Purity in Death
- Author: J. D. Robb
- Language: English
- Series: in Death
- Genre: Crime novel
- Publisher: The Penguin Group
- Publication date: September 2002
- Publication place: United States
- Media type: Print (Hardcover, Paperback)
- Pages: 355 pp (paperback)
- ISBN: 978-0-425-18630-5
- Preceded by: Reunion in Death
- Followed by: Portrait in Death

= Purity in Death =

2002 novel by J. D. Robb

Purity in Death (2002) is a novel by American writer J. D. Robb. It is the fifteenth novel in the In Death series, preceding Portrait in Death.

==Plot summary==

Lt. Eve Dallas and her assistant, Delia Peabody, are called in by Officer Troy Trueheart after he has shot and killed a suspect named Louie Cogburn. The man, a known but unconvicted, normally low-profile dealer in "illegals" (illegal drugs) to children, had suddenly turned homicidally insane and killed a neighbor in his apartment building; he was attacking the neighbor's wife when Trueheart enters the scene. Trueheart is forced to stun Cogburn when he attacks the officer; however, despite Trueheart's weapon being locked on a normal stun setting, Cogburn dies instantly.

On examining the scene, Eve finds the attacker's computer bears a message on its screen: "Absolute Purity Achieved." She sends the computer to NYPSD's Electronics Detection Division for examination. The attacker's autopsy, meanwhile, shows an unusual extreme swelling of the brain tissue, enough to induce irreversible dementia and violence. Some time later, the EDD investigator working on Cogburn's computer turns violently enraged, injures Ian McNab, and then dies of the same intense brain swelling while holding Captain Feeney hostage.

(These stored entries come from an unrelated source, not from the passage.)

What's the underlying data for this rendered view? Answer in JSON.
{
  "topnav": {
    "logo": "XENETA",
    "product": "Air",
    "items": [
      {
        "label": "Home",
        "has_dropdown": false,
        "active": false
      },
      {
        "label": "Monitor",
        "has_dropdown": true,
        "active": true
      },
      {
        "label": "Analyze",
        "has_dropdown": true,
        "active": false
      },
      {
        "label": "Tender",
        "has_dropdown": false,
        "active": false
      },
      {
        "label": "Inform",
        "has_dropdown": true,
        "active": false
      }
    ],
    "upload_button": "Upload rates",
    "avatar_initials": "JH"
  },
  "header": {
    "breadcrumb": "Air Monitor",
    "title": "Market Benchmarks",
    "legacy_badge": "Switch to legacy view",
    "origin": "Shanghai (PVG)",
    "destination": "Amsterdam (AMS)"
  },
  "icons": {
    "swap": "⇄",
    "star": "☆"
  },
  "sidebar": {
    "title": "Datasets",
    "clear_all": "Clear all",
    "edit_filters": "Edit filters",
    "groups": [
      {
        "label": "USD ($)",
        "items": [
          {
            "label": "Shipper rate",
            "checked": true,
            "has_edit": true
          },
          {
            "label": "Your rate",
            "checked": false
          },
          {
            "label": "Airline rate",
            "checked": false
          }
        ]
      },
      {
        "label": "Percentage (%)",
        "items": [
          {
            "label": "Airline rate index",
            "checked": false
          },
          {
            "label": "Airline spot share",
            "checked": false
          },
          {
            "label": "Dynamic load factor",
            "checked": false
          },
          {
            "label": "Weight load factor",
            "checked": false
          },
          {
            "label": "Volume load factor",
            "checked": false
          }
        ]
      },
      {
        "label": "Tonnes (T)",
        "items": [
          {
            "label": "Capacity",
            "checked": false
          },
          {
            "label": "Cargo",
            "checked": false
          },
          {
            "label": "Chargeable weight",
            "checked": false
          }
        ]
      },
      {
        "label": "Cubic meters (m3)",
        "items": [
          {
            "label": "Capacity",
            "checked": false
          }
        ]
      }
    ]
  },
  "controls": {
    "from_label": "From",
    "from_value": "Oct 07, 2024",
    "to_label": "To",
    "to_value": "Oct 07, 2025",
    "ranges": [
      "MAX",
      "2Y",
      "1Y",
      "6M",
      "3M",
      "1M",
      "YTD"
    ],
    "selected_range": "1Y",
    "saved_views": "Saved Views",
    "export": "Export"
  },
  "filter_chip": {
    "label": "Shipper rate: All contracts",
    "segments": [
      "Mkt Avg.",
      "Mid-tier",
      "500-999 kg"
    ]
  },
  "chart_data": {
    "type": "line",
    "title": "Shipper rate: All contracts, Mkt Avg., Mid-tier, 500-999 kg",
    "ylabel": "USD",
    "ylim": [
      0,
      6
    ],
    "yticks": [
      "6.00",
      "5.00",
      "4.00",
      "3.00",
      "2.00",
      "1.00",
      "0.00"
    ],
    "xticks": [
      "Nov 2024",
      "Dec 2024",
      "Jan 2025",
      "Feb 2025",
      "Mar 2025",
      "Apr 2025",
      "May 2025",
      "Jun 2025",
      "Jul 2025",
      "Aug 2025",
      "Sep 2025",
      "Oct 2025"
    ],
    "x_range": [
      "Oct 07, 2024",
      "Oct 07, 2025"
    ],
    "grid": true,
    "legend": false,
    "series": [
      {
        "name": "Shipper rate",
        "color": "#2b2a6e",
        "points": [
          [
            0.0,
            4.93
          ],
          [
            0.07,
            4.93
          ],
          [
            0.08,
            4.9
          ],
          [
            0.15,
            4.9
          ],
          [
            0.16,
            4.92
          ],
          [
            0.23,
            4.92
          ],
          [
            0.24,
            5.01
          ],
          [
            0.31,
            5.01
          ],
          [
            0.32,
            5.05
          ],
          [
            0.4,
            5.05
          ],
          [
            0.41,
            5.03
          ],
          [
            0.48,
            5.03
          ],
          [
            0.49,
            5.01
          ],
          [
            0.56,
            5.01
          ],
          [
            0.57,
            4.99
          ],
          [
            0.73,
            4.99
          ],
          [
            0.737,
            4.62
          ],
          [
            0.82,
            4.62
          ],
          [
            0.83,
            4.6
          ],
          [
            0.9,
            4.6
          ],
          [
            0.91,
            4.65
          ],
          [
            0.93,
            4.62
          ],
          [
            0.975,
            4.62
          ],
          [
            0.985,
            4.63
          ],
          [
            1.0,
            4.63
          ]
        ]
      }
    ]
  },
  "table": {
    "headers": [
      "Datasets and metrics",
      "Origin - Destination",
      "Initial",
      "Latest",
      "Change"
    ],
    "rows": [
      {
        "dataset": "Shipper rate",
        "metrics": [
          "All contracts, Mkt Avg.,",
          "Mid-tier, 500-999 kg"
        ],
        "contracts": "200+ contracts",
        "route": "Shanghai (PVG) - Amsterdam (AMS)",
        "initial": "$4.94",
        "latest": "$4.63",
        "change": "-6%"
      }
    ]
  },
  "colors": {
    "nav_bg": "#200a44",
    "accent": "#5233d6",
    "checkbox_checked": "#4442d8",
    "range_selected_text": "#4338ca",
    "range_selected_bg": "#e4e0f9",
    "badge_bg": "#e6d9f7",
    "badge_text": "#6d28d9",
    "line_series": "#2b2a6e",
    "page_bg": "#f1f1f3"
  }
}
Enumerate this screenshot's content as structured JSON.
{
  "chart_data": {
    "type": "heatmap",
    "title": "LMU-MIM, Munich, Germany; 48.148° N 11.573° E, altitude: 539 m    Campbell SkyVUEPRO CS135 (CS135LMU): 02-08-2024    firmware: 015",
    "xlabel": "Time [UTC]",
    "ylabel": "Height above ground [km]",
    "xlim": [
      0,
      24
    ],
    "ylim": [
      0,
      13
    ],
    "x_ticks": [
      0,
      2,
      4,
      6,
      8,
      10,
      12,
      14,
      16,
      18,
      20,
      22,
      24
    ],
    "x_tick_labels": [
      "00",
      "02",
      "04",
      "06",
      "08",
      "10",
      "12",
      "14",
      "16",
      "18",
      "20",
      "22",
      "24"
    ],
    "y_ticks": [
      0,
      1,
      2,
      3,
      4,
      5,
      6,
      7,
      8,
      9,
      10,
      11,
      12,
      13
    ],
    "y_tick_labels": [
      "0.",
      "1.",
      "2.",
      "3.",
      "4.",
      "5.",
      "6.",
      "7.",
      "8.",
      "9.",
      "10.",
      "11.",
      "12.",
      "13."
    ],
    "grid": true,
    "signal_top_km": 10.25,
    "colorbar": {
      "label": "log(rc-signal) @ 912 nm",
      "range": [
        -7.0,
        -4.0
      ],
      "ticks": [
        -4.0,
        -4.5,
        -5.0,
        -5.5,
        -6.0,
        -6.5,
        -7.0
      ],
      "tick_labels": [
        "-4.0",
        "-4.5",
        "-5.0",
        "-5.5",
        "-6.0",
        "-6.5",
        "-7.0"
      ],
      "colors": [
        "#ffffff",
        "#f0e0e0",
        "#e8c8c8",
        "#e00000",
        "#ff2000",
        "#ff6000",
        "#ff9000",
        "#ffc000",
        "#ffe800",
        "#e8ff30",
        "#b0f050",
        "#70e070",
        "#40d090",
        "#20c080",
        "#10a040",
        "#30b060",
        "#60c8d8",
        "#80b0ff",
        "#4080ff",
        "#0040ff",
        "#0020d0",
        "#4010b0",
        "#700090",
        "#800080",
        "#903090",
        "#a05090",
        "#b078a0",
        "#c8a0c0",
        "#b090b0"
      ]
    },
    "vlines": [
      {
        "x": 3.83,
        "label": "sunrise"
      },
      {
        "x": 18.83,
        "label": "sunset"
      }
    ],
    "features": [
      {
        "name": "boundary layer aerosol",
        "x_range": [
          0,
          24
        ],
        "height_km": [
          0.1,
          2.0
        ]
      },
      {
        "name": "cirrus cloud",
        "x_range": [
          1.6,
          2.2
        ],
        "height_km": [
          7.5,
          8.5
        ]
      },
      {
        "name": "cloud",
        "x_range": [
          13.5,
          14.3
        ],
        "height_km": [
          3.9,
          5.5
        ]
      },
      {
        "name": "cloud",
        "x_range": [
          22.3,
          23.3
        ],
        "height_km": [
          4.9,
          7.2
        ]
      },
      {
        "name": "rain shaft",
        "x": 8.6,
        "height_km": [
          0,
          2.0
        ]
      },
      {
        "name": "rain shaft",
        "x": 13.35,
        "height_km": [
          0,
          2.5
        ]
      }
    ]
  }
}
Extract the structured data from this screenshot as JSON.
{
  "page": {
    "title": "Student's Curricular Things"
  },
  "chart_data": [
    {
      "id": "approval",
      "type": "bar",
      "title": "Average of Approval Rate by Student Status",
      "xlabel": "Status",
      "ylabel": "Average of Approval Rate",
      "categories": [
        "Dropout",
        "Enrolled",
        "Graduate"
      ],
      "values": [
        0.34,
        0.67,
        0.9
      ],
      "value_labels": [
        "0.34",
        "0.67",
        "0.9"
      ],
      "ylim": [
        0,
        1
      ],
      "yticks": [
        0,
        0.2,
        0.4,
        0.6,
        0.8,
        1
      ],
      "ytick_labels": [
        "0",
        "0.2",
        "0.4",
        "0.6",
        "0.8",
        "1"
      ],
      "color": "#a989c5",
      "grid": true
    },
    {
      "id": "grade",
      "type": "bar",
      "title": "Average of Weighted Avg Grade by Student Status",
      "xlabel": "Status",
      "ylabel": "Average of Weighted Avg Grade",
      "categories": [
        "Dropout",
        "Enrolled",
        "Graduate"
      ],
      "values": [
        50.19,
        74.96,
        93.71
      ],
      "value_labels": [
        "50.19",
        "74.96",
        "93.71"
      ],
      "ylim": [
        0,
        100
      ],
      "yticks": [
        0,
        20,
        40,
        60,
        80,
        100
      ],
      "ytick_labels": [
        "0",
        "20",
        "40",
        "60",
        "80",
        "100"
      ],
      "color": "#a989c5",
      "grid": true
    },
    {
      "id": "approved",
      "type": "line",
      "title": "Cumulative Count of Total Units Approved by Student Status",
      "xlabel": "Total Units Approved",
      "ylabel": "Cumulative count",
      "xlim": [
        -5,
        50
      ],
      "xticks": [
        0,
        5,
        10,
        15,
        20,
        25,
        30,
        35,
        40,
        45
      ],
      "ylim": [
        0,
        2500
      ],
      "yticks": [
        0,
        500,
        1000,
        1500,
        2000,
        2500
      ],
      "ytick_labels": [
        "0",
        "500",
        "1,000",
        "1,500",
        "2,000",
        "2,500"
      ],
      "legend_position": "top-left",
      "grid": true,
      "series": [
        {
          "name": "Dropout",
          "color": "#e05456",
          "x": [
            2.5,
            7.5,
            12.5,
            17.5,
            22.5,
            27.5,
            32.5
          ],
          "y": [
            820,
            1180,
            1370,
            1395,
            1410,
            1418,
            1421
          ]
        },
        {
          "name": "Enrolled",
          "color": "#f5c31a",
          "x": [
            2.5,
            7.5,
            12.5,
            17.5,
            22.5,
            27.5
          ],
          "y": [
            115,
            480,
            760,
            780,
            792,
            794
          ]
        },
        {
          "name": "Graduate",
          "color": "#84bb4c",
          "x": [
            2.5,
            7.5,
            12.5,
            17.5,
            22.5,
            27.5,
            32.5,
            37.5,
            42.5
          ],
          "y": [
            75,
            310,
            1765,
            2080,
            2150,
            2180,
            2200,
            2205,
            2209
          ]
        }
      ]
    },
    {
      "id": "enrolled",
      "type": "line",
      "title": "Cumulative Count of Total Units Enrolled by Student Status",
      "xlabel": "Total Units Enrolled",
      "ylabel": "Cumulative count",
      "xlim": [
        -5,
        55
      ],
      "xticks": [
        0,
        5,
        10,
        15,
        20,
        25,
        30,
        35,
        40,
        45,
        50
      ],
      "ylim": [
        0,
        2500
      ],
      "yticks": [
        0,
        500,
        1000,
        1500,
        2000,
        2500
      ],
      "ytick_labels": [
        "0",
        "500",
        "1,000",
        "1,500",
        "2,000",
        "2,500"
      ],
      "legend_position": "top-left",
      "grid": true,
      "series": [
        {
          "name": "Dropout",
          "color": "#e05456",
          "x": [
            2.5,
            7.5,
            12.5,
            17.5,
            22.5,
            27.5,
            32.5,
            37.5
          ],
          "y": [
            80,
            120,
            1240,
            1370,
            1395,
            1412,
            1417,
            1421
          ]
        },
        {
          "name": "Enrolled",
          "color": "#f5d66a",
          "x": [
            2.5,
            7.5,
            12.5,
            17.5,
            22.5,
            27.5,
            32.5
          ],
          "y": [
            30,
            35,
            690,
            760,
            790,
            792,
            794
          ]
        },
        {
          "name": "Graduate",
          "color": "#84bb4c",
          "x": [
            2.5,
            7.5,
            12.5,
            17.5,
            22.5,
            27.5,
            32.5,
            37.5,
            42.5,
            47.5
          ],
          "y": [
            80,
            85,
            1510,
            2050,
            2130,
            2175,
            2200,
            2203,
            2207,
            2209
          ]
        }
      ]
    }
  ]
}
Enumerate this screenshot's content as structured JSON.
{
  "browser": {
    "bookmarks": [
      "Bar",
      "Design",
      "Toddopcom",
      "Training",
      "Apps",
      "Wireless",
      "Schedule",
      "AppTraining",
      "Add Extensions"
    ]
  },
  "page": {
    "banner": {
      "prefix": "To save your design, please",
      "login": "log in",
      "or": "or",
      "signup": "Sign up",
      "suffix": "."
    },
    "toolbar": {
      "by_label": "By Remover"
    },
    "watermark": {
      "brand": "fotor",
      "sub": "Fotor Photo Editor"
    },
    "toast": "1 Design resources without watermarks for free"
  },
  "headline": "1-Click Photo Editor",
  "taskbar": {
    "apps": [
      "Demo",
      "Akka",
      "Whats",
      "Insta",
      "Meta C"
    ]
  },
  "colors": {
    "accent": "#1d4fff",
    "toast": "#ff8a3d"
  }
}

The next day, another body is found, that of Chadwick Fitzhugh, an unconvicted pedophile, with the same swelling and evidence of the same uncontrollable violence, and with the same message on his computer terminal. Following this, a text message is sent to reporter Nadine Furst from a group calling themselves the "Purity Seekers," claiming responsibility for the deaths of Cogburn and Fitzhugh, and promising more "executions" of criminals that the law has not been able to touch, by means of a unique computer virus. It becomes Eve's job, with the help of Roarke and her team, to stop the Purity Seekers before more are killed by them, as well as more deaths of uninvolved individuals.